FIG. 1 is a structural diagram of an electrode of a conventional light emitting diode. FIG. 2 is a structural diagram of an electrode of a light emitting diode of the present invention. FIG. 3 is a comparison diagram of power consumption of the present invention and a conventional electrode structure. FIG. 4 is a comparison diagram of forward voltages of the present invention and a conventional electrode structure. FIG. 5 is a comparison diagram of conversion efficiency between the present invention and a conventional electrode structure.

10‧‧‧ Adhesive layer

11‧‧‧chrome layer

12‧‧‧ aluminum layer

13‧‧‧ titanium layer

20‧‧‧Solder pad layer

21‧‧‧first metal layer

22‧‧‧Second metal layer

23‧‧‧Gold

24‧‧‧platinum

Claims (7)

An electrode structure of a light emitting diode is applied to a light emitting diode and includes an adhesion layer and a pad layer, wherein the adhesion layer is stacked on the light emitting diode, and the pad layer is stacked on the adhesion The layer is characterized in that: the pad layer has at least two first metal layers, at least two second metal layers, and a gold layer disposed on the outermost side, which are sequentially and alternately stacked.
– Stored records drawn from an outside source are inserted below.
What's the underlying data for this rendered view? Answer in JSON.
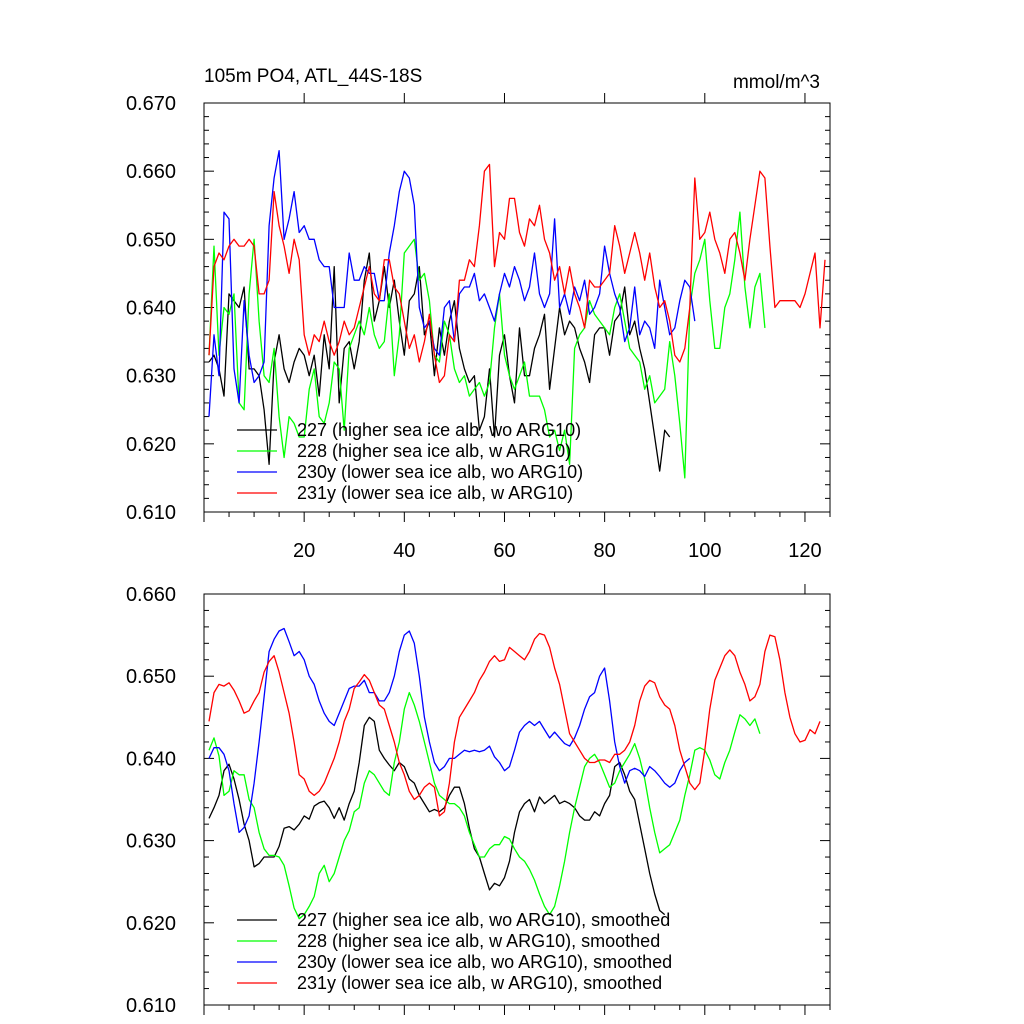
{
  "chart_data": [
    {
      "type": "line",
      "title": "105m PO4, ATL_44S-18S",
      "units": "mmol/m^3",
      "ylim": [
        0.61,
        0.67
      ],
      "xlim": [
        0,
        125
      ],
      "y_tick_labels": [
        "0.610",
        "0.620",
        "0.630",
        "0.640",
        "0.650",
        "0.660",
        "0.670"
      ],
      "x_tick_labels": [
        "20",
        "40",
        "60",
        "80",
        "100",
        "120"
      ],
      "legend": [
        "227 (higher sea ice alb, wo ARG10)",
        "228 (higher sea ice alb, w ARG10)",
        "230y (lower sea ice alb, wo ARG10)",
        "231y (lower sea ice alb, w ARG10)"
      ],
      "series": [
        {
          "name": "227",
          "color": "#000000",
          "values": [
            0.632,
            0.633,
            0.631,
            0.627,
            0.642,
            0.641,
            0.64,
            0.643,
            0.631,
            0.631,
            0.63,
            0.625,
            0.617,
            0.632,
            0.636,
            0.631,
            0.629,
            0.632,
            0.634,
            0.633,
            0.63,
            0.633,
            0.627,
            0.636,
            0.631,
            0.646,
            0.626,
            0.634,
            0.635,
            0.631,
            0.635,
            0.644,
            0.648,
            0.638,
            0.641,
            0.646,
            0.64,
            0.644,
            0.638,
            0.633,
            0.641,
            0.642,
            0.646,
            0.636,
            0.638,
            0.63,
            0.637,
            0.633,
            0.638,
            0.641,
            0.634,
            0.631,
            0.629,
            0.63,
            0.622,
            0.624,
            0.631,
            0.621,
            0.633,
            0.636,
            0.63,
            0.626,
            0.637,
            0.63,
            0.63,
            0.634,
            0.636,
            0.639,
            0.628,
            0.634,
            0.64,
            0.636,
            0.638,
            0.637,
            0.634,
            0.632,
            0.629,
            0.636,
            0.637,
            0.637,
            0.633,
            0.638,
            0.639,
            0.643,
            0.636,
            0.638,
            0.634,
            0.631,
            0.626,
            0.621,
            0.616,
            0.622,
            0.621
          ]
        },
        {
          "name": "228",
          "color": "#00ff00",
          "values": [
            0.633,
            0.649,
            0.633,
            0.64,
            0.639,
            0.642,
            0.626,
            0.625,
            0.642,
            0.65,
            0.638,
            0.63,
            0.629,
            0.634,
            0.624,
            0.618,
            0.624,
            0.623,
            0.621,
            0.621,
            0.628,
            0.631,
            0.624,
            0.623,
            0.626,
            0.632,
            0.631,
            0.622,
            0.634,
            0.636,
            0.638,
            0.636,
            0.64,
            0.636,
            0.634,
            0.635,
            0.642,
            0.63,
            0.636,
            0.648,
            0.649,
            0.65,
            0.644,
            0.645,
            0.641,
            0.633,
            0.632,
            0.638,
            0.636,
            0.631,
            0.629,
            0.63,
            0.627,
            0.628,
            0.629,
            0.627,
            0.629,
            0.637,
            0.642,
            0.633,
            0.63,
            0.628,
            0.63,
            0.632,
            0.627,
            0.627,
            0.627,
            0.625,
            0.621,
            0.622,
            0.619,
            0.622,
            0.617,
            0.634,
            0.636,
            0.637,
            0.641,
            0.639,
            0.638,
            0.637,
            0.636,
            0.64,
            0.642,
            0.638,
            0.634,
            0.633,
            0.632,
            0.628,
            0.63,
            0.626,
            0.627,
            0.628,
            0.635,
            0.63,
            0.623,
            0.615,
            0.64,
            0.645,
            0.647,
            0.65,
            0.641,
            0.634,
            0.634,
            0.64,
            0.642,
            0.647,
            0.654,
            0.643,
            0.637,
            0.643,
            0.645,
            0.637
          ]
        },
        {
          "name": "230y",
          "color": "#0000ff",
          "values": [
            0.624,
            0.636,
            0.63,
            0.654,
            0.653,
            0.631,
            0.626,
            0.641,
            0.633,
            0.629,
            0.63,
            0.632,
            0.652,
            0.659,
            0.663,
            0.65,
            0.653,
            0.657,
            0.651,
            0.652,
            0.65,
            0.65,
            0.647,
            0.646,
            0.646,
            0.64,
            0.64,
            0.64,
            0.648,
            0.644,
            0.644,
            0.646,
            0.645,
            0.645,
            0.641,
            0.641,
            0.648,
            0.652,
            0.657,
            0.66,
            0.659,
            0.655,
            0.64,
            0.637,
            0.638,
            0.634,
            0.633,
            0.64,
            0.641,
            0.635,
            0.642,
            0.643,
            0.643,
            0.645,
            0.641,
            0.642,
            0.64,
            0.638,
            0.642,
            0.645,
            0.643,
            0.646,
            0.644,
            0.641,
            0.643,
            0.648,
            0.642,
            0.64,
            0.642,
            0.653,
            0.64,
            0.642,
            0.639,
            0.643,
            0.641,
            0.644,
            0.639,
            0.64,
            0.642,
            0.649,
            0.645,
            0.642,
            0.64,
            0.635,
            0.637,
            0.643,
            0.636,
            0.638,
            0.637,
            0.634,
            0.644,
            0.64,
            0.636,
            0.637,
            0.641,
            0.644,
            0.643,
            0.638
          ]
        },
        {
          "name": "231y",
          "color": "#ff0000",
          "values": [
            0.633,
            0.646,
            0.648,
            0.647,
            0.649,
            0.65,
            0.649,
            0.649,
            0.65,
            0.649,
            0.642,
            0.642,
            0.644,
            0.657,
            0.652,
            0.649,
            0.645,
            0.65,
            0.647,
            0.636,
            0.633,
            0.636,
            0.635,
            0.638,
            0.635,
            0.633,
            0.635,
            0.638,
            0.636,
            0.637,
            0.64,
            0.643,
            0.646,
            0.642,
            0.641,
            0.647,
            0.647,
            0.643,
            0.642,
            0.638,
            0.634,
            0.636,
            0.632,
            0.635,
            0.639,
            0.633,
            0.629,
            0.63,
            0.636,
            0.635,
            0.644,
            0.644,
            0.647,
            0.646,
            0.652,
            0.66,
            0.661,
            0.646,
            0.651,
            0.65,
            0.656,
            0.656,
            0.651,
            0.649,
            0.653,
            0.652,
            0.655,
            0.65,
            0.648,
            0.644,
            0.646,
            0.642,
            0.646,
            0.642,
            0.64,
            0.637,
            0.644,
            0.643,
            0.643,
            0.644,
            0.645,
            0.652,
            0.649,
            0.645,
            0.648,
            0.651,
            0.648,
            0.644,
            0.648,
            0.643,
            0.64,
            0.641,
            0.638,
            0.633,
            0.632,
            0.634,
            0.64,
            0.659,
            0.65,
            0.651,
            0.654,
            0.65,
            0.648,
            0.645,
            0.65,
            0.651,
            0.648,
            0.644,
            0.65,
            0.655,
            0.66,
            0.659,
            0.649,
            0.64,
            0.641,
            0.641,
            0.641,
            0.641,
            0.64,
            0.642,
            0.645,
            0.648,
            0.637,
            0.647
          ]
        }
      ]
    },
    {
      "type": "line",
      "title": "",
      "ylim": [
        0.61,
        0.66
      ],
      "xlim": [
        0,
        125
      ],
      "y_tick_labels": [
        "0.610",
        "0.620",
        "0.630",
        "0.640",
        "0.650",
        "0.660"
      ],
      "legend": [
        "227 (higher sea ice alb, wo ARG10), smoothed",
        "228 (higher sea ice alb, w ARG10), smoothed",
        "230y (lower sea ice alb, wo ARG10), smoothed",
        "231y (lower sea ice alb, w ARG10), smoothed"
      ],
      "series": [
        {
          "name": "227",
          "color": "#000000",
          "values": [
            0.6327,
            0.634,
            0.6355,
            0.6385,
            0.6393,
            0.6375,
            0.635,
            0.632,
            0.63,
            0.6268,
            0.6272,
            0.628,
            0.628,
            0.628,
            0.6293,
            0.6315,
            0.6317,
            0.6313,
            0.632,
            0.633,
            0.6326,
            0.6342,
            0.6346,
            0.6348,
            0.634,
            0.6327,
            0.634,
            0.6325,
            0.6345,
            0.636,
            0.6395,
            0.644,
            0.645,
            0.6445,
            0.641,
            0.64,
            0.6392,
            0.6385,
            0.6395,
            0.639,
            0.6375,
            0.637,
            0.6355,
            0.6345,
            0.6335,
            0.6338,
            0.6335,
            0.634,
            0.6355,
            0.6365,
            0.6365,
            0.6345,
            0.6315,
            0.629,
            0.628,
            0.626,
            0.624,
            0.6248,
            0.6245,
            0.6255,
            0.6275,
            0.631,
            0.6335,
            0.6345,
            0.635,
            0.6335,
            0.6353,
            0.6345,
            0.635,
            0.6355,
            0.6345,
            0.6348,
            0.6345,
            0.634,
            0.633,
            0.6325,
            0.6325,
            0.6335,
            0.633,
            0.6345,
            0.6355,
            0.639,
            0.6395,
            0.638,
            0.636,
            0.635,
            0.632,
            0.629,
            0.626,
            0.6235,
            0.6215,
            0.621
          ]
        },
        {
          "name": "228",
          "color": "#00ff00",
          "values": [
            0.641,
            0.6425,
            0.6403,
            0.6355,
            0.636,
            0.6385,
            0.638,
            0.638,
            0.635,
            0.634,
            0.631,
            0.629,
            0.6282,
            0.6282,
            0.628,
            0.627,
            0.6245,
            0.6218,
            0.6205,
            0.621,
            0.622,
            0.6232,
            0.626,
            0.627,
            0.625,
            0.626,
            0.628,
            0.63,
            0.6312,
            0.6335,
            0.634,
            0.637,
            0.6385,
            0.638,
            0.637,
            0.636,
            0.6355,
            0.6395,
            0.642,
            0.646,
            0.648,
            0.6465,
            0.6445,
            0.642,
            0.6395,
            0.637,
            0.6355,
            0.635,
            0.6345,
            0.6345,
            0.634,
            0.633,
            0.631,
            0.6295,
            0.628,
            0.628,
            0.629,
            0.6295,
            0.6295,
            0.6305,
            0.6302,
            0.629,
            0.628,
            0.6275,
            0.6265,
            0.6252,
            0.6235,
            0.622,
            0.621,
            0.622,
            0.6245,
            0.6275,
            0.631,
            0.634,
            0.6365,
            0.639,
            0.64,
            0.6405,
            0.6395,
            0.638,
            0.6365,
            0.637,
            0.6385,
            0.6395,
            0.6405,
            0.6418,
            0.64,
            0.6375,
            0.634,
            0.631,
            0.6285,
            0.629,
            0.6295,
            0.631,
            0.6325,
            0.6355,
            0.638,
            0.641,
            0.6413,
            0.641,
            0.6398,
            0.638,
            0.6375,
            0.6395,
            0.641,
            0.6432,
            0.6453,
            0.6448,
            0.644,
            0.6448,
            0.643
          ]
        },
        {
          "name": "230y",
          "color": "#0000ff",
          "values": [
            0.64,
            0.6413,
            0.6413,
            0.6405,
            0.6385,
            0.6345,
            0.631,
            0.6316,
            0.633,
            0.637,
            0.642,
            0.6475,
            0.653,
            0.6545,
            0.6555,
            0.6558,
            0.6542,
            0.6525,
            0.653,
            0.652,
            0.65,
            0.649,
            0.647,
            0.6455,
            0.6445,
            0.644,
            0.6455,
            0.647,
            0.6485,
            0.6488,
            0.6488,
            0.6495,
            0.648,
            0.648,
            0.647,
            0.647,
            0.648,
            0.65,
            0.653,
            0.655,
            0.6555,
            0.654,
            0.65,
            0.645,
            0.642,
            0.6395,
            0.6385,
            0.639,
            0.64,
            0.64,
            0.6405,
            0.641,
            0.6408,
            0.641,
            0.6408,
            0.641,
            0.6415,
            0.6402,
            0.6395,
            0.6385,
            0.639,
            0.641,
            0.6432,
            0.644,
            0.6445,
            0.644,
            0.6445,
            0.6435,
            0.6425,
            0.6432,
            0.6425,
            0.6418,
            0.6415,
            0.6425,
            0.644,
            0.646,
            0.6475,
            0.648,
            0.65,
            0.651,
            0.647,
            0.642,
            0.639,
            0.637,
            0.6385,
            0.6388,
            0.6385,
            0.6378,
            0.639,
            0.6385,
            0.6378,
            0.637,
            0.6365,
            0.637,
            0.6385,
            0.6395,
            0.64
          ]
        },
        {
          "name": "231y",
          "color": "#ff0000",
          "values": [
            0.6445,
            0.648,
            0.649,
            0.6488,
            0.6492,
            0.6483,
            0.647,
            0.6455,
            0.6458,
            0.647,
            0.648,
            0.6505,
            0.6518,
            0.6525,
            0.6505,
            0.648,
            0.6455,
            0.642,
            0.638,
            0.6375,
            0.636,
            0.6355,
            0.636,
            0.637,
            0.6385,
            0.64,
            0.642,
            0.6445,
            0.646,
            0.6485,
            0.6493,
            0.6502,
            0.6495,
            0.648,
            0.6465,
            0.646,
            0.644,
            0.642,
            0.6395,
            0.638,
            0.636,
            0.635,
            0.6355,
            0.6365,
            0.637,
            0.6365,
            0.633,
            0.6335,
            0.637,
            0.642,
            0.645,
            0.646,
            0.647,
            0.648,
            0.6495,
            0.6505,
            0.6518,
            0.6525,
            0.6518,
            0.652,
            0.6535,
            0.653,
            0.6525,
            0.652,
            0.653,
            0.6545,
            0.6552,
            0.655,
            0.6535,
            0.651,
            0.649,
            0.646,
            0.643,
            0.642,
            0.641,
            0.64,
            0.6395,
            0.6395,
            0.6398,
            0.6398,
            0.6395,
            0.6405,
            0.6405,
            0.641,
            0.642,
            0.644,
            0.647,
            0.6488,
            0.6495,
            0.6492,
            0.6475,
            0.6465,
            0.646,
            0.644,
            0.641,
            0.639,
            0.637,
            0.6362,
            0.637,
            0.641,
            0.646,
            0.6495,
            0.651,
            0.6525,
            0.6532,
            0.6525,
            0.6505,
            0.649,
            0.647,
            0.6475,
            0.649,
            0.653,
            0.655,
            0.6548,
            0.652,
            0.648,
            0.645,
            0.643,
            0.642,
            0.6422,
            0.6435,
            0.643,
            0.6445
          ]
        }
      ]
    }
  ]
}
The first metal layer is selected from the group consisting of A group consisting of aluminum and aluminum alloy, and the second metal layer is selected from the group consisting of titanium, nickel, chromium, platinum, palladium, titanium nitride, titanium tungsten, tungsten, rhodium, and copper. For example, the electrode structure of a light-emitting diode of item 1 of the patent application, wherein the pad layer further has a platinum layer, and the platinum layer of the pad layer is interposed between the second metal layer of the pad layer and the Between the gold layers of the pad layer. For example, the electrode structure of a light emitting diode according to item 1 of the application, wherein the adhesion layer has a chromium layer. For example, the electrode structure of a light emitting diode according to item 3 of the patent application, wherein the adhesion layer further has an aluminum layer and a titanium layer sequentially stacked on the chromium layer. For example, the electrode structure of a light emitting diode according to item 4 of the application, wherein the thickness of the chromium layer of the adhesion layer is 18 angstroms, the thickness of the aluminum layer is 2500 angstroms, and the thickness of the titanium layer is 500 angstroms. For example, the electrode structure of the light-emitting diode of item 1 of the patent application range, wherein the materials of the first metal layer and the second metal layer are selected from aluminum and titanium, wherein the thickness of aluminum is 10,000 angstroms and the thickness of titanium is 500 angstroms. For example, the electrode structure of a light emitting diode according to item 2 of the patent application, wherein the thickness of the platinum layer of the pad layer is 400 angstroms and the thickness of the gold layer is 2000 angstroms.